The federal outlaw of marijuana is still on the books today. Many marijuana-friendly states adopted laws allowing for medicinal and recreational use of marijuana knowing full well that the federal statues on marijuana was in contradiction to their own.
This initiated memo on non-interference with state marijuana laws is yet another example of how executive rule through bureaucratic fiat is a calamitous way to govern. The United States is a nation of laws. Our nation was never designed to be overwhelmingly governed with executive memos. At least not until the Obama Administration.
A bipartisan reaction by members of Congress, like Colorado Sen. Cory Gardner (R) and Oregon Sen. Ron Wyden (D), formally have chided Mr. Sessions for his decision to rescind the Cole memo this past Thursday. They were joined in their chorus of outrage by talking head cable news stock analysts who saw companies related to marijuana production take a nose dive on Wall Street shortly after the announcement.

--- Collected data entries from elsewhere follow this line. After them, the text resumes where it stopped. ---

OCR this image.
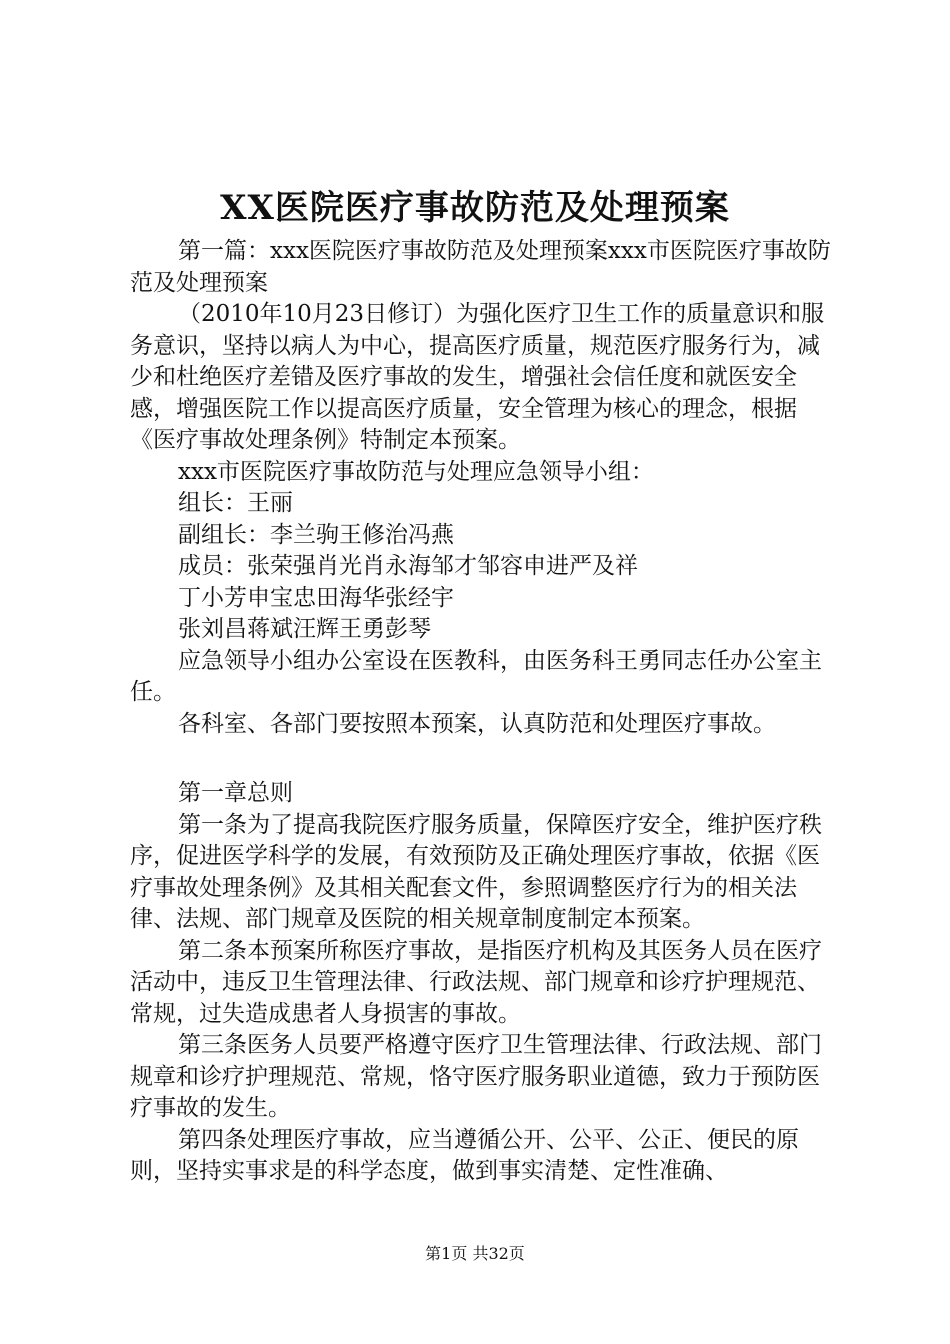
XX医院医疗事故防范及处理预案

第一篇：xxx医院医疗事故防范及处理预案xxx市医院医疗事故防范及处理预案

（2010年10月23日修订）为强化医疗卫生工作的质量意识和服务意识，坚持以病人为中心，提高医疗质量，规范医疗服务行为，减少和杜绝医疗差错及医疗事故的发生，增强社会信任度和就医安全感，增强医院工作以提高医疗质量，安全管理为核心的理念，根据《医疗事故处理条例》特制定本预案。

xxx市医院医疗事故防范与处理应急领导小组：

组长：王丽

副组长：李兰驹王修治冯燕

成员：张荣强肖光肖永海邹才邹容申进严及祥

丁小芳申宝忠田海华张经宇

张刘昌蒋斌汪辉王勇彭琴

应急领导小组办公室设在医教科，由医务科王勇同志任办公室主任。

各科室、各部门要按照本预案，认真防范和处理医疗事故。

第一章总则

第一条为了提高我院医疗服务质量，保障医疗安全，维护医疗秩序，促进医学科学的发展，有效预防及正确处理医疗事故，依据《医疗事故处理条例》及其相关配套文件，参照调整医疗行为的相关法律、法规、部门规章及医院的相关规章制度制定本预案。

第二条本预案所称医疗事故，是指医疗机构及其医务人员在医疗活动中，违反卫生管理法律、行政法规、部门规章和诊疗护理规范、常规，过失造成患者人身损害的事故。

第三条医务人员要严格遵守医疗卫生管理法律、行政法规、部门规章和诊疗护理规范、常规，恪守医疗服务职业道德，致力于预防医疗事故的发生。

第四条处理医疗事故，应当遵循公开、公平、公正、便民的原则，坚持实事求是的科学态度，做到事实清楚、定性准确、

第1页 共32页
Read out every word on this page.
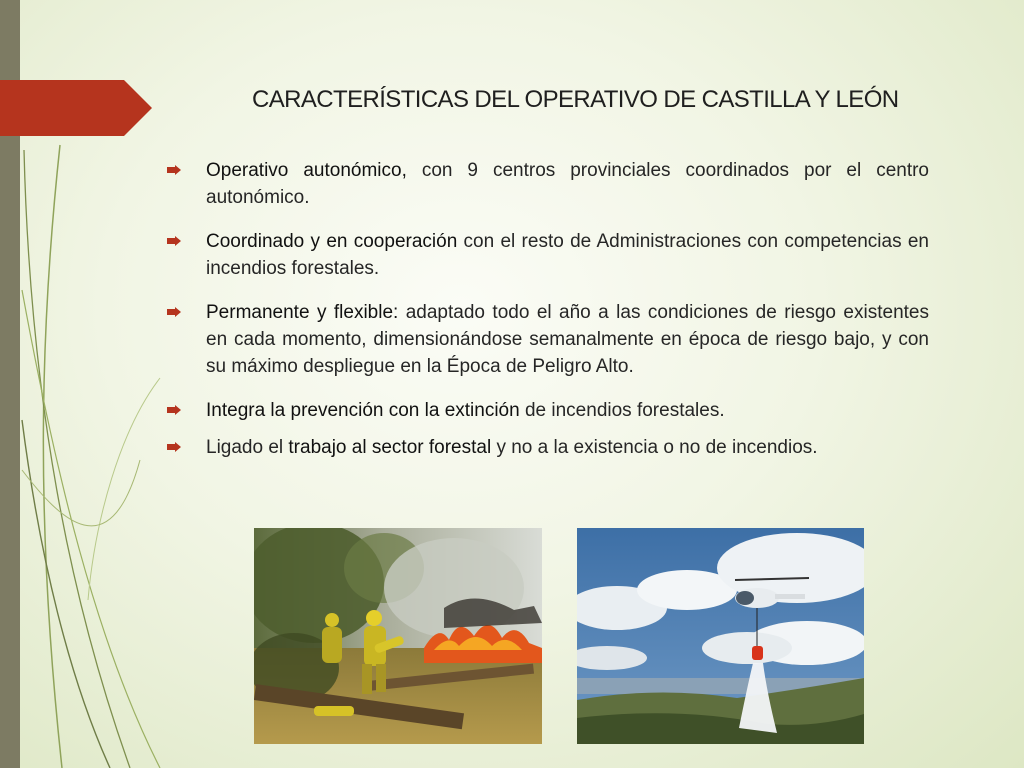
CARACTERÍSTICAS DEL OPERATIVO DE CASTILLA Y LEÓN
Operativo autonómico, con 9 centros provinciales coordinados por el centro autonómico.
Coordinado y en cooperación con el resto de Administraciones con competencias en incendios forestales.
Permanente y flexible: adaptado todo el año a las condiciones de riesgo existentes en cada momento, dimensionándose semanalmente en época de riesgo bajo, y con su máximo despliegue en la Época de Peligro Alto.
Integra la prevención con la extinción de incendios forestales.
Ligado el trabajo al sector forestal y no a la existencia o no de incendios.
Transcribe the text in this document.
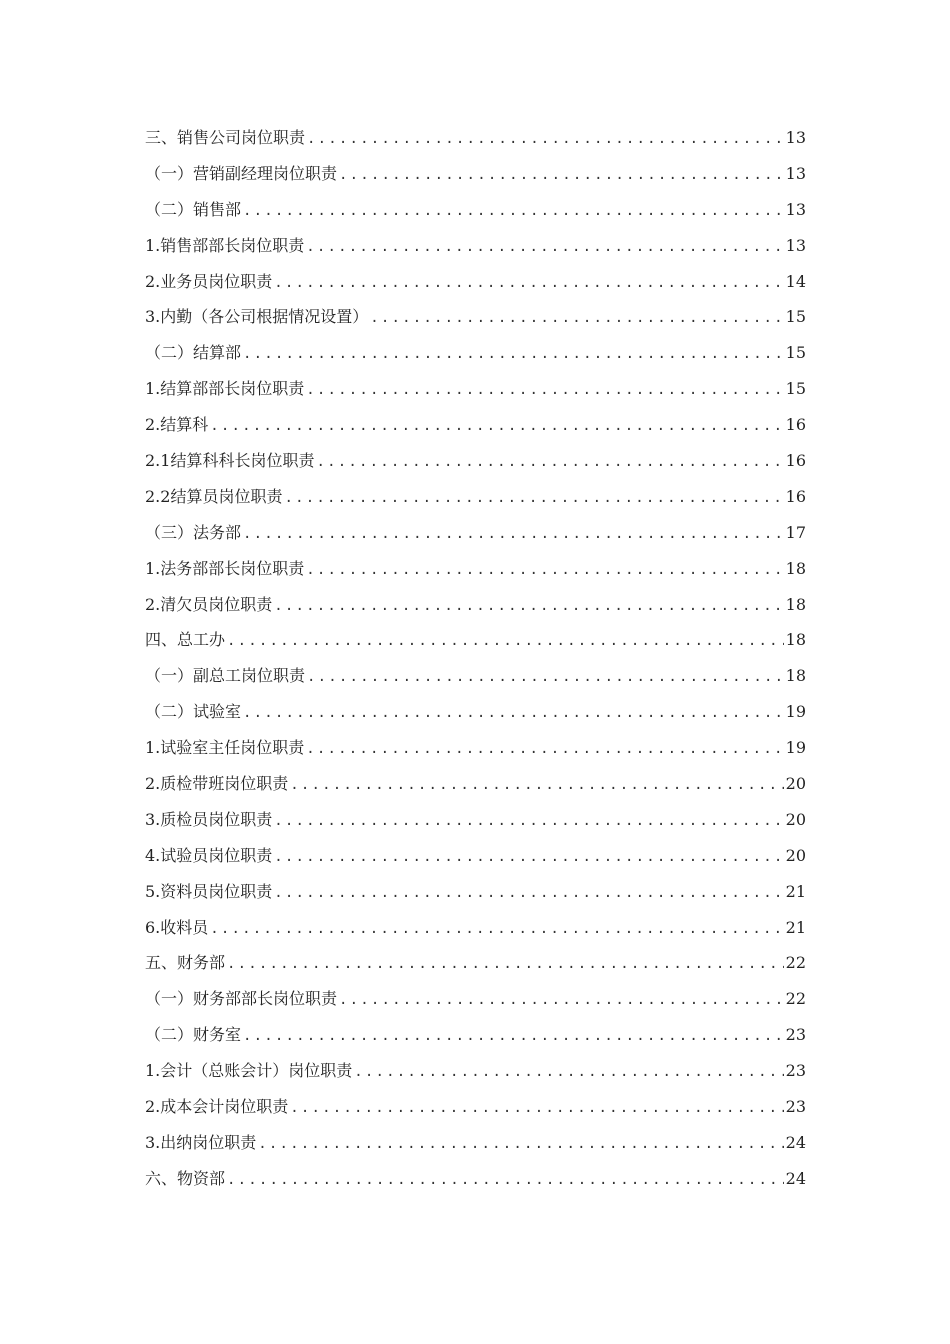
三、销售公司岗位职责 .....	13
（一）营销副经理岗位职责 .....	13
（二）销售部 .....	13
1.销售部部长岗位职责 .....	13
2.业务员岗位职责 .....	14
3.内勤（各公司根据情况设置） .....	15
（二）结算部 .....	15
1.结算部部长岗位职责 .....	15
2.结算科 .....	16
2.1结算科科长岗位职责 .....	16
2.2结算员岗位职责 .....	16
（三）法务部 .....	17
1.法务部部长岗位职责 .....	18
2.清欠员岗位职责 .....	18
四、总工办 .....	18
（一）副总工岗位职责 .....	18
（二）试验室 .....	19
1.试验室主任岗位职责 .....	19
2.质检带班岗位职责 .....	20
3.质检员岗位职责 .....	20
4.试验员岗位职责 .....	20
5.资料员岗位职责 .....	21
6.收料员 .....	21
五、财务部 .....	22
（一）财务部部长岗位职责 .....	22
（二）财务室 .....	23
1.会计（总账会计）岗位职责 .....	23
2.成本会计岗位职责 .....	23
3.出纳岗位职责 .....	24
六、物资部 .....	24
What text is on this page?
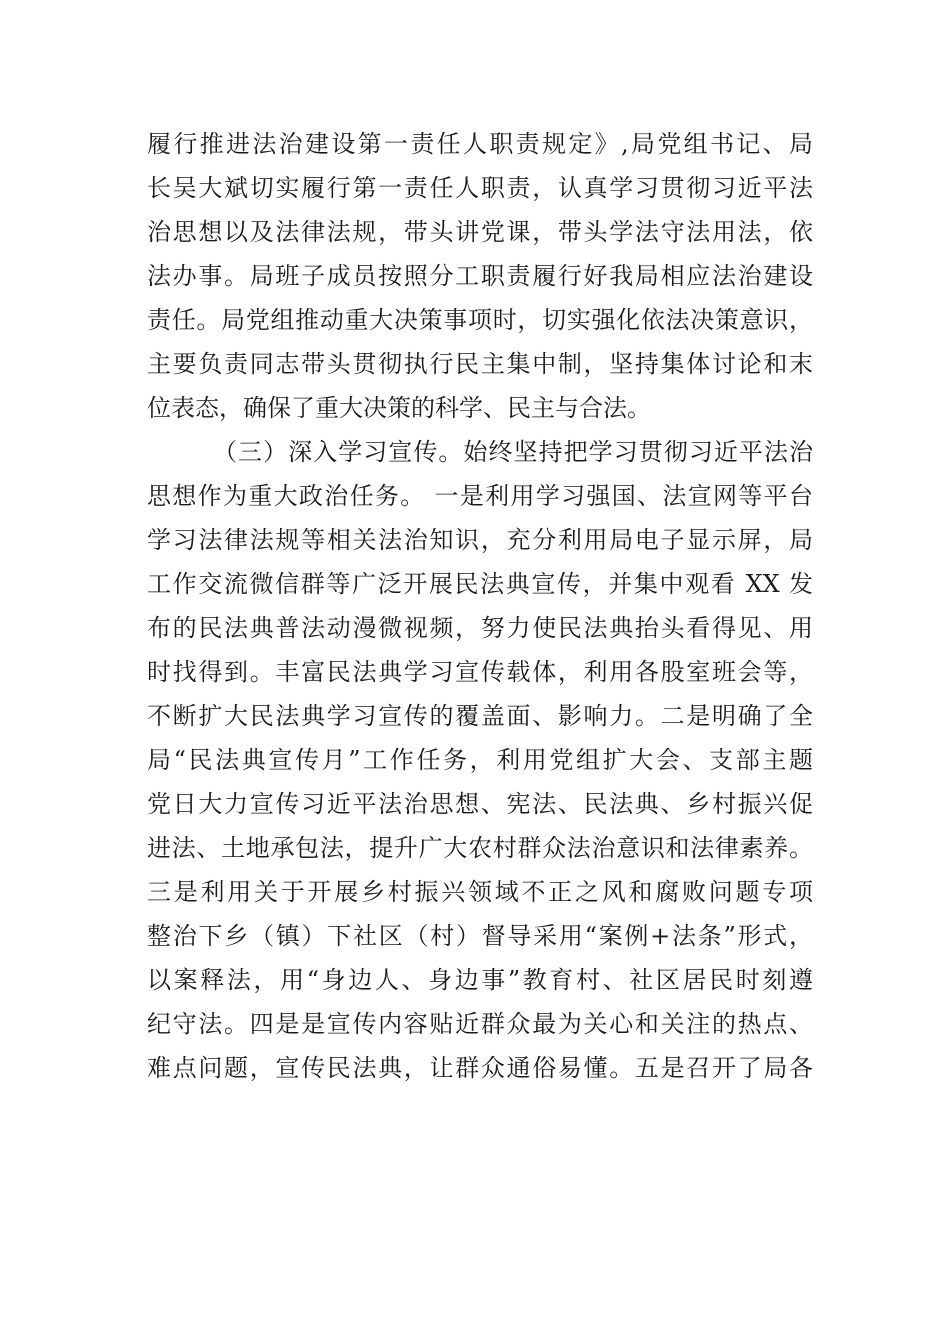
履行推进法治建设第一责任人职责规定》,局党组书记、局
长吴大斌切实履行第一责任人职责，认真学习贯彻习近平法
治思想以及法律法规，带头讲党课，带头学法守法用法，依
法办事。局班子成员按照分工职责履行好我局相应法治建设
责任。局党组推动重大决策事项时，切实强化依法决策意识，
主要负责同志带头贯彻执行民主集中制，坚持集体讨论和末
位表态，确保了重大决策的科学、民主与合法。
（三）深入学习宣传。始终坚持把学习贯彻习近平法治
思想作为重大政治任务。 一是利用学习强国、法宣网等平台
学习法律法规等相关法治知识，充分利用局电子显示屏，局
工作交流微信群等广泛开展民法典宣传，并集中观看 XX 发
布的民法典普法动漫微视频，努力使民法典抬头看得见、用
时找得到。丰富民法典学习宣传载体，利用各股室班会等，
不断扩大民法典学习宣传的覆盖面、影响力。二是明确了全
局“民法典宣传月”工作任务，利用党组扩大会、支部主题
党日大力宣传习近平法治思想、宪法、民法典、乡村振兴促
进法、土地承包法，提升广大农村群众法治意识和法律素养。
三是利用关于开展乡村振兴领域不正之风和腐败问题专项
整治下乡（镇）下社区（村）督导采用“案例+法条”形式，
以案释法，用“身边人、身边事”教育村、社区居民时刻遵
纪守法。四是是宣传内容贴近群众最为关心和关注的热点、
难点问题，宣传民法典，让群众通俗易懂。五是召开了局各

Weed Inc. (ticker sign BUDZ), a real estate company that buys land and develops marijuana cultivation centers in marijuana-friendly states, plunged 17% at one point on Friday. It ended the day down by 6%.
I can’t help but shake my head as politicians like Senator Wyden say outlandish things. "(President) Trump promised to let states set their own marijuana policies. Now he's breaking that promise so Jeff Sessions can pursue his extremist anti-marijuana crusade. Once again, the Trump Administration is doubling down on protecting states' rights only when they believe the state is right."
Would you care to hear a novel idea Senator Widen? Why not pass a law to legalize marijuana? I mean, that’s what you’re paid for, right? You seem to think that an overwhelming number of Americans support it, right?
Congress can solve this problem. Congress can override a presidential veto. Why not have it out once and for all? Congress needs to do its job. It needs to provide clarity. The growing disconnect of opposing state and federal public policy must be addressed. It’s bad for business. It’s bad for law enforcement, and it’s genuinely bad for the United States.
Am I for the complete no holds barred legalization of marijuana use? The answer to that is an unequivocally NO. As marijuana relates to public safety, I remain unconvinced as to the total harmlessness the drug has on our society while in recreational use.
I don’t want an airline pilot, railroad engineer or a company bus driver to be high as a kite on the job. I don’t want heavy equipment operators recreationally using shortly before they arrived for work. Every human being’s biochemistry is different. To say the effects of marijuana are the same for everyone is a patently false statement.
I do, however, believe that the marijuana plant does have a medicinal purpose. The science on that matter is crystal clear. I think any plant that can be processed and refined to benefit the sick should be legal to grow strictly under that construct. Keep in mind that morphine can be prescribed, and it is also illegal for recreational use.
Why does the marijuana issue need to be a zero-sum game? The answer is because our Congress lacks the ability to address the substance. Congressman and Congresswomen instead decry the enforcement of the present law instead of writing a new law on the matter.
The American people deserve a clear and defined public policy on marijuana use. I’m for the rule of law. Until a clear law is written, we are all riding a marijuana merry-go-round as federal, state, and local governments go around and around in the circle of blame.